If you're a non-smoker on a small boat, you may be fucked. Smoking in the pilot house during inclement weather (more often than you think) is quite normal as is smoking in the open air.
OVERALL THOUGHTS ON CENTRAL AMERICA
With the exception of the two wildly overpriced countries (Panama and Costa Rica), the rest had just blended together. Same basic architecture, food and people.
Overall, Central America seems a bit pricey for what you get. [Note for those people who think it's just Logan saying this, fuck off, it is not that uncommon to hear from other tourists as well.]
I can't think of anything which would bring me back to Central America. Been there, done that, done with that. It made me miss SE Asia where I could get a much better meal for a third of the price and lodging for about two thirds of the price.
PHILOSOPHY
"The laid back lifestyle."
Ah. Saying this brings up images of
laying in a hammock, enjoying the day as time slips by. Maybe ordering a drink from a passing waiter...

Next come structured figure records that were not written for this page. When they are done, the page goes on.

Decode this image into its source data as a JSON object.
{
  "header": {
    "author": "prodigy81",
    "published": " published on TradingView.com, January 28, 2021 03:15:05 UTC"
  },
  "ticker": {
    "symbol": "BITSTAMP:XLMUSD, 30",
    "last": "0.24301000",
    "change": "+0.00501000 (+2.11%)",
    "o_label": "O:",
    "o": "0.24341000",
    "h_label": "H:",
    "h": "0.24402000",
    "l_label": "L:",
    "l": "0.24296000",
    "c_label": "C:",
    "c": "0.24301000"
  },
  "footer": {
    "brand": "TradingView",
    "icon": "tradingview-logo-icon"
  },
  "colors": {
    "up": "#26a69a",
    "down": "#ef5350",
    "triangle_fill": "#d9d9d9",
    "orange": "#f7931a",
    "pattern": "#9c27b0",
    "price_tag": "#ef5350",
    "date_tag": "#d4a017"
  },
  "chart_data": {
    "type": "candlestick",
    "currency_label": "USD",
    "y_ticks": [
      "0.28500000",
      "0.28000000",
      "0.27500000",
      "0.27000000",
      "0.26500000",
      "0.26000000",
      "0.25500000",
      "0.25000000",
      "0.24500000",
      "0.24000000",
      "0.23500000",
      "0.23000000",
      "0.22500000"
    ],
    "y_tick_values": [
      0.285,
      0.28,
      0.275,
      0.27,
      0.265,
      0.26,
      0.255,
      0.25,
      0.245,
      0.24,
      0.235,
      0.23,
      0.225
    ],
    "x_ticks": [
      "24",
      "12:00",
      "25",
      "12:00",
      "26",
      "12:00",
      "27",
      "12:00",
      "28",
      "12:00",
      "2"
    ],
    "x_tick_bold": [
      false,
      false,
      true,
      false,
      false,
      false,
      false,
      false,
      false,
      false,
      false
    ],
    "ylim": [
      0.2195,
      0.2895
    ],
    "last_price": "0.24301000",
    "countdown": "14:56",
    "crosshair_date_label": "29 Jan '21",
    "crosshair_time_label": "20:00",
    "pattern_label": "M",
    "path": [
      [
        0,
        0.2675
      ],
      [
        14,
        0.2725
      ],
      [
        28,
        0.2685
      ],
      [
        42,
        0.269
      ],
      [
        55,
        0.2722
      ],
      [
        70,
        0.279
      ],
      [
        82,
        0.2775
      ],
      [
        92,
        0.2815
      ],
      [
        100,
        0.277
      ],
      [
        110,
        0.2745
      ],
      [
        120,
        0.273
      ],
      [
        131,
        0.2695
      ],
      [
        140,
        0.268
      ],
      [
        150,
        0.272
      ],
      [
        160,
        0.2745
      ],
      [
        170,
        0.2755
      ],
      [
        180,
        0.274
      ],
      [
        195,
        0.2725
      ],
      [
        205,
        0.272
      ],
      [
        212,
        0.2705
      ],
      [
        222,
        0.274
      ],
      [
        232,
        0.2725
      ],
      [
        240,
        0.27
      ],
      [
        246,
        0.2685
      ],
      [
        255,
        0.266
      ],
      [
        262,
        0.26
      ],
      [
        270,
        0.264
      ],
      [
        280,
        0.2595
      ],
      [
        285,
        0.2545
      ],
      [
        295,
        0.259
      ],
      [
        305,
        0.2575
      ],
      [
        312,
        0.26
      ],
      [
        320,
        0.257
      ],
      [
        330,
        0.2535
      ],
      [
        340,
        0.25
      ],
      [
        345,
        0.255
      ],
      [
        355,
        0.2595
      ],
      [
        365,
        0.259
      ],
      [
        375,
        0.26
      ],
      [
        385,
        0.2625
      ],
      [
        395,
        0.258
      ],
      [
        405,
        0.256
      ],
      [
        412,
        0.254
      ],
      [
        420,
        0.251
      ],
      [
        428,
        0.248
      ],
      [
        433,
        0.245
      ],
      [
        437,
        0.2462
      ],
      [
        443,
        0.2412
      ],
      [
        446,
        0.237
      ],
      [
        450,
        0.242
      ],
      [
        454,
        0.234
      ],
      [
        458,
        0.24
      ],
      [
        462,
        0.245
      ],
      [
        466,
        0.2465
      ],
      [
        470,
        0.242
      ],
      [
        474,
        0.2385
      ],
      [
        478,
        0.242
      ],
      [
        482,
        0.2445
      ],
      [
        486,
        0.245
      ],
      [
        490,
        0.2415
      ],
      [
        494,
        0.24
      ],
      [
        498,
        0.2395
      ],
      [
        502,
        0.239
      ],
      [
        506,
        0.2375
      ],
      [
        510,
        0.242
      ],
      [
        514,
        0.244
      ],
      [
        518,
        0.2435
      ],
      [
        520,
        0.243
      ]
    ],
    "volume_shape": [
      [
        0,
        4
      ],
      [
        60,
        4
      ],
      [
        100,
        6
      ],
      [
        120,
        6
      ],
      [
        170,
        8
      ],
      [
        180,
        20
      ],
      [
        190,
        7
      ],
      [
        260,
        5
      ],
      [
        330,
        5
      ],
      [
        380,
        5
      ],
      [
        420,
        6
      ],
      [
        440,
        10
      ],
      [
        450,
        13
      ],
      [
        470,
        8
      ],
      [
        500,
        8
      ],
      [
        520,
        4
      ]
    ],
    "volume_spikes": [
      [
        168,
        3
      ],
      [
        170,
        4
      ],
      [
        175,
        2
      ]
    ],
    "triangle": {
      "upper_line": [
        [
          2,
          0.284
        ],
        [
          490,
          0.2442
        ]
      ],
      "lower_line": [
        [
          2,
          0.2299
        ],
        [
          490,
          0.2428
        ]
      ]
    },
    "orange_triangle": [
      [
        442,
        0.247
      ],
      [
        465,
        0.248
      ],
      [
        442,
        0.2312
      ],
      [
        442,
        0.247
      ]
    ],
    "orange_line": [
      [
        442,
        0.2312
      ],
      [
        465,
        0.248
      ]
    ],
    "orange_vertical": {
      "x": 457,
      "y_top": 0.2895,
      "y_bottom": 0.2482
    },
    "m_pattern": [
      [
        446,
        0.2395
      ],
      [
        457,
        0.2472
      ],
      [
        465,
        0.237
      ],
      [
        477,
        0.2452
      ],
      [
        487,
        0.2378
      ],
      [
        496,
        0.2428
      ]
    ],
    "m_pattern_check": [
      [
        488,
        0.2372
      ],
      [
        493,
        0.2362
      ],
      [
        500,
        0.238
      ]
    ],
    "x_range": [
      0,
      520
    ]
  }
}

Oh - wait - the waiter is no where to be found. They are off talking with their friends and ignoring the customers who have all entered the first stages of dehydration.
And the hammock? Yeah - it actually looks like this
simply because nobody would be bothered to repair or replace it.
When people think about the 'laid back lifestyle' they are thinking about a simpler life for them. They are not thinking about lazy, incompetent or inept people that may want to have preform a service for them - like fix a toilet.
I'd rather live in a place where the people aren't trying to live a half assed 'idylic lifestyle'. Translation, they don't work much and are paid appropriately hence they are always poor.
If you're on a vacation, which is more relaxing? Being tended to or having to go do stuff yourself? Hell, you've probably already paid big money to get there and since you are on vacation you don't have to work anyway.